# Who are we??!!



## ctyank (Oct 23, 2006)

I need some help with some positive IDs. The lily or spatterdock plant came unlabelled from an auction in Atlanta (AAAA) several years ago. I have now spread it around my friends at the Raleigh Aquarium Society. However, it is embarrassing to not be able to name it. The Ludwigia I think is Ovalis, but it has opposite leaves AND alternate leaves.


----------



## Zapins (Jul 28, 2004)

Moved your thread to the plant ID forum.

I think its Ludwigia palustris (water primrose) not ovalis which has rounder leaves. Though it's sometimes difficult to tell with Ludwigias since they hybridize easily.

And I believe the green one is Nymphoides aquatica (banana plant). It will sometimes sprout green tuber like growths just above the soil line that look like green bananas.

Looks like they are growing really well!

In the future check out the plantfinder on our site. It has most plants listed along with pictures above and below water and information on how to grow them as well as where they originally came from. It isn't finished yet though so not every plant is there.
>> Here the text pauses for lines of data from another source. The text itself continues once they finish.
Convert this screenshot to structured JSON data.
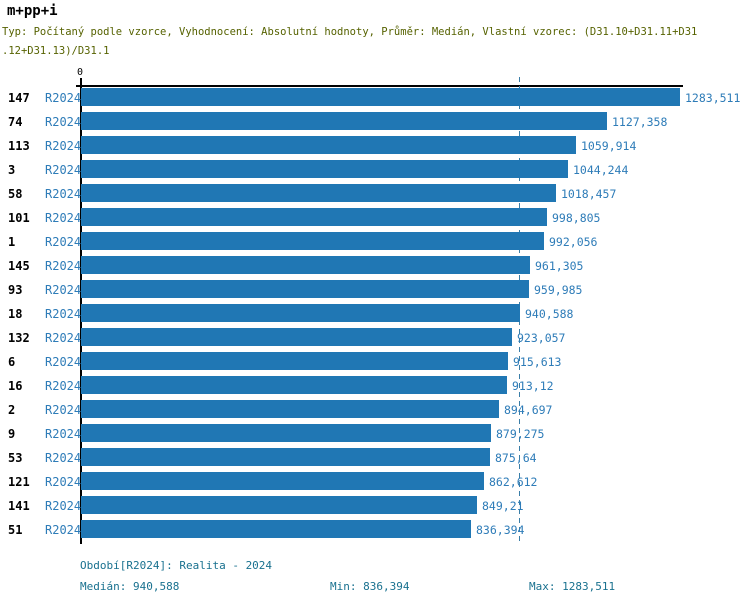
{
  "colors": {
    "bar": "#2077b4",
    "blue-text": "#2e7cb8",
    "teal-text": "#19718f",
    "olive-text": "#566200",
    "median-line": "#3a7ea8",
    "axis": "#000000"
  },
  "header": {
    "title": "m+pp+i",
    "subtitle_line1": "Typ: Počítaný podle vzorce, Vyhodnocení: Absolutní hodnoty, Průměr: Medián, Vlastní vzorec: (D31.10+D31.11+D31",
    "subtitle_line2": ".12+D31.13)/D31.1"
  },
  "chart_data": {
    "type": "bar",
    "orientation": "horizontal",
    "axis_origin_label": "0",
    "xlim": [
      0,
      1283.511
    ],
    "grid": "median-dashed-line-only",
    "series_label": "R2024",
    "median_value": 940.588,
    "rows": [
      {
        "id": "147",
        "period": "R2024",
        "value": 1283.511,
        "label": "1283,511"
      },
      {
        "id": "74",
        "period": "R2024",
        "value": 1127.358,
        "label": "1127,358"
      },
      {
        "id": "113",
        "period": "R2024",
        "value": 1059.914,
        "label": "1059,914"
      },
      {
        "id": "3",
        "period": "R2024",
        "value": 1044.244,
        "label": "1044,244"
      },
      {
        "id": "58",
        "period": "R2024",
        "value": 1018.457,
        "label": "1018,457"
      },
      {
        "id": "101",
        "period": "R2024",
        "value": 998.805,
        "label": "998,805"
      },
      {
        "id": "1",
        "period": "R2024",
        "value": 992.056,
        "label": "992,056"
      },
      {
        "id": "145",
        "period": "R2024",
        "value": 961.305,
        "label": "961,305"
      },
      {
        "id": "93",
        "period": "R2024",
        "value": 959.985,
        "label": "959,985"
      },
      {
        "id": "18",
        "period": "R2024",
        "value": 940.588,
        "label": "940,588"
      },
      {
        "id": "132",
        "period": "R2024",
        "value": 923.057,
        "label": "923,057"
      },
      {
        "id": "6",
        "period": "R2024",
        "value": 915.613,
        "label": "915,613"
      },
      {
        "id": "16",
        "period": "R2024",
        "value": 913.12,
        "label": "913,12"
      },
      {
        "id": "2",
        "period": "R2024",
        "value": 894.697,
        "label": "894,697"
      },
      {
        "id": "9",
        "period": "R2024",
        "value": 879.275,
        "label": "879,275"
      },
      {
        "id": "53",
        "period": "R2024",
        "value": 875.64,
        "label": "875,64"
      },
      {
        "id": "121",
        "period": "R2024",
        "value": 862.612,
        "label": "862,612"
      },
      {
        "id": "141",
        "period": "R2024",
        "value": 849.21,
        "label": "849,21"
      },
      {
        "id": "51",
        "period": "R2024",
        "value": 836.394,
        "label": "836,394"
      }
    ]
  },
  "footer": {
    "period_line": "Období[R2024]: Realita - 2024",
    "median_label": "Medián: 940,588",
    "min_label": "Min: 836,394",
    "max_label": "Max: 1283,511"
  }
}
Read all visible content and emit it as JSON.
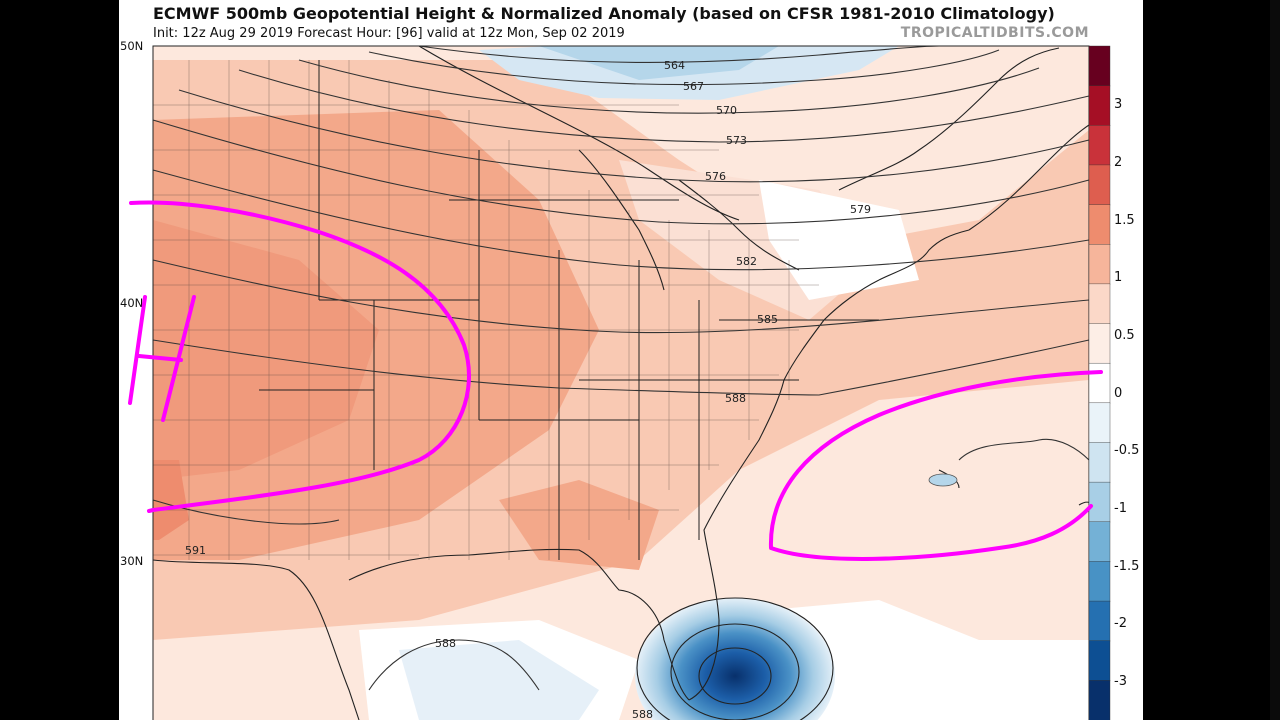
{
  "title": "ECMWF 500mb Geopotential Height & Normalized Anomaly (based on CFSR 1981-2010 Climatology)",
  "subtitle": "Init: 12z Aug 29 2019   Forecast Hour: [96]   valid at 12z Mon, Sep 02 2019",
  "watermark": "TROPICALTIDBITS.COM",
  "latitude_labels": [
    "50N",
    "40N",
    "30N"
  ],
  "contour_labels": [
    "564",
    "567",
    "570",
    "573",
    "576",
    "579",
    "582",
    "585",
    "588",
    "591",
    "588",
    "588"
  ],
  "colorbar": {
    "labels": [
      "3",
      "2",
      "1.5",
      "1",
      "0.5",
      "0",
      "-0.5",
      "-1",
      "-1.5",
      "-2",
      "-3"
    ],
    "colors": [
      "#67001f",
      "#a50f25",
      "#c9323a",
      "#de5e4f",
      "#ee8c6e",
      "#f6b59b",
      "#fbd8c8",
      "#fdeee6",
      "#ffffff",
      "#eaf3f9",
      "#cfe4f1",
      "#a8cfe6",
      "#74b1d6",
      "#4892c5",
      "#2570b1",
      "#0d4f93",
      "#08306b"
    ]
  },
  "annotations": {
    "high_marker": "H"
  }
}
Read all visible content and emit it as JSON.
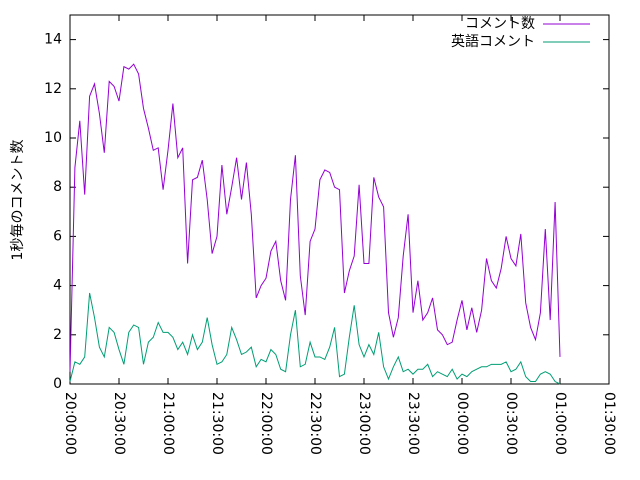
{
  "chart_data": {
    "type": "line",
    "ylabel": "1秒毎のコメント数",
    "x": [
      0,
      3,
      6,
      9,
      12,
      15,
      18,
      21,
      24,
      27,
      30,
      33,
      36,
      39,
      42,
      45,
      48,
      51,
      54,
      57,
      60,
      63,
      66,
      69,
      72,
      75,
      78,
      81,
      84,
      87,
      90,
      93,
      96,
      99,
      102,
      105,
      108,
      111,
      114,
      117,
      120,
      123,
      126,
      129,
      132,
      135,
      138,
      141,
      144,
      147,
      150,
      153,
      156,
      159,
      162,
      165,
      168,
      171,
      174,
      177,
      180,
      183,
      186,
      189,
      192,
      195,
      198,
      201,
      204,
      207,
      210,
      213,
      216,
      219,
      222,
      225,
      228,
      231,
      234,
      237,
      240,
      243,
      246,
      249,
      252,
      255,
      258,
      261,
      264,
      267,
      270,
      273,
      276,
      279,
      282,
      285,
      288,
      291,
      294,
      297,
      300
    ],
    "series": [
      {
        "name": "コメント数",
        "color": "#9400d3",
        "values": [
          0.5,
          8.8,
          10.7,
          7.7,
          11.7,
          12.2,
          11,
          9.4,
          12.3,
          12.1,
          11.5,
          12.9,
          12.8,
          13,
          12.6,
          11.2,
          10.4,
          9.5,
          9.6,
          7.9,
          9.5,
          11.4,
          9.2,
          9.6,
          4.9,
          8.3,
          8.4,
          9.1,
          7.5,
          5.3,
          6,
          8.9,
          6.9,
          8,
          9.2,
          7.5,
          9,
          6.9,
          3.5,
          4,
          4.3,
          5.4,
          5.8,
          4.2,
          3.4,
          7.5,
          9.3,
          4.4,
          2.8,
          5.8,
          6.3,
          8.3,
          8.7,
          8.6,
          8,
          7.9,
          3.7,
          4.6,
          5.2,
          8.1,
          4.9,
          4.9,
          8.4,
          7.6,
          7.2,
          2.9,
          1.9,
          2.7,
          5.2,
          6.9,
          2.9,
          4.2,
          2.6,
          2.9,
          3.5,
          2.2,
          2,
          1.6,
          1.7,
          2.6,
          3.4,
          2.2,
          3.1,
          2.1,
          3,
          5.1,
          4.2,
          3.9,
          4.7,
          6,
          5.1,
          4.8,
          6.1,
          3.3,
          2.3,
          1.8,
          2.9,
          6.3,
          2.6,
          7.4,
          1.1
        ]
      },
      {
        "name": "英語コメント",
        "color": "#009e73",
        "values": [
          0.1,
          0.9,
          0.8,
          1.1,
          3.7,
          2.7,
          1.5,
          1.1,
          2.3,
          2.1,
          1.4,
          0.8,
          2.1,
          2.4,
          2.3,
          0.8,
          1.7,
          1.9,
          2.5,
          2.1,
          2.1,
          1.9,
          1.4,
          1.7,
          1.2,
          2,
          1.4,
          1.7,
          2.7,
          1.6,
          0.8,
          0.9,
          1.2,
          2.3,
          1.8,
          1.2,
          1.3,
          1.5,
          0.7,
          1,
          0.9,
          1.4,
          1.2,
          0.6,
          0.5,
          2,
          3,
          0.7,
          0.8,
          1.7,
          1.1,
          1.1,
          1,
          1.5,
          2.3,
          0.3,
          0.4,
          1.9,
          3.2,
          1.6,
          1.1,
          1.6,
          1.2,
          2.1,
          0.7,
          0.2,
          0.7,
          1.1,
          0.5,
          0.6,
          0.4,
          0.6,
          0.6,
          0.8,
          0.3,
          0.5,
          0.4,
          0.3,
          0.6,
          0.2,
          0.4,
          0.3,
          0.5,
          0.6,
          0.7,
          0.7,
          0.8,
          0.8,
          0.8,
          0.9,
          0.5,
          0.6,
          0.9,
          0.3,
          0.1,
          0.1,
          0.4,
          0.5,
          0.4,
          0.1,
          0
        ]
      }
    ],
    "xlim": [
      0,
      330
    ],
    "xticks": [
      {
        "value": 0,
        "label": "20:00:00"
      },
      {
        "value": 30,
        "label": "20:30:00"
      },
      {
        "value": 60,
        "label": "21:00:00"
      },
      {
        "value": 90,
        "label": "21:30:00"
      },
      {
        "value": 120,
        "label": "22:00:00"
      },
      {
        "value": 150,
        "label": "22:30:00"
      },
      {
        "value": 180,
        "label": "23:00:00"
      },
      {
        "value": 210,
        "label": "23:30:00"
      },
      {
        "value": 240,
        "label": "00:00:00"
      },
      {
        "value": 270,
        "label": "00:30:00"
      },
      {
        "value": 300,
        "label": "01:00:00"
      },
      {
        "value": 330,
        "label": "01:30:00"
      }
    ],
    "ylim": [
      0,
      15
    ],
    "yticks": [
      0,
      2,
      4,
      6,
      8,
      10,
      12,
      14
    ],
    "legend": "top-right"
  }
}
It is located in the blue bar at the top of the page.

Here is the link to it:
http://www.aquaticplantcentral.com/forumapc/plantfinder/all.php


----------



## Cavan Allen (Jul 22, 2004)

That looks like _Nymphoides_ sp. 'Taiwan'.

The _Ludwigia_ is the 'Rubin', which is possibly a hybrid, the alternate or opposite leaves being a key sign of that.


----------



## Zapins (Jul 28, 2004)

Neat. I haven't seen rubin before. I hope you spread it to the rest of the forum when you grow it out  (and get 25 posts!).

I was quite impressed with the way it keeps its redness even shaded under the Nymphoides in the first picture.


----------



## ctyank (Oct 23, 2006)

Awesome! Nymphoides sp. Taiwan looks exactly correct (as I look at images online). And ludwigia sp. Rubin, huh. Ok, coolio.

The L. Rubin is very red when not shaded. The color in the 3rd pic is not exaggerated at all.

Thanks for the help guys!


----------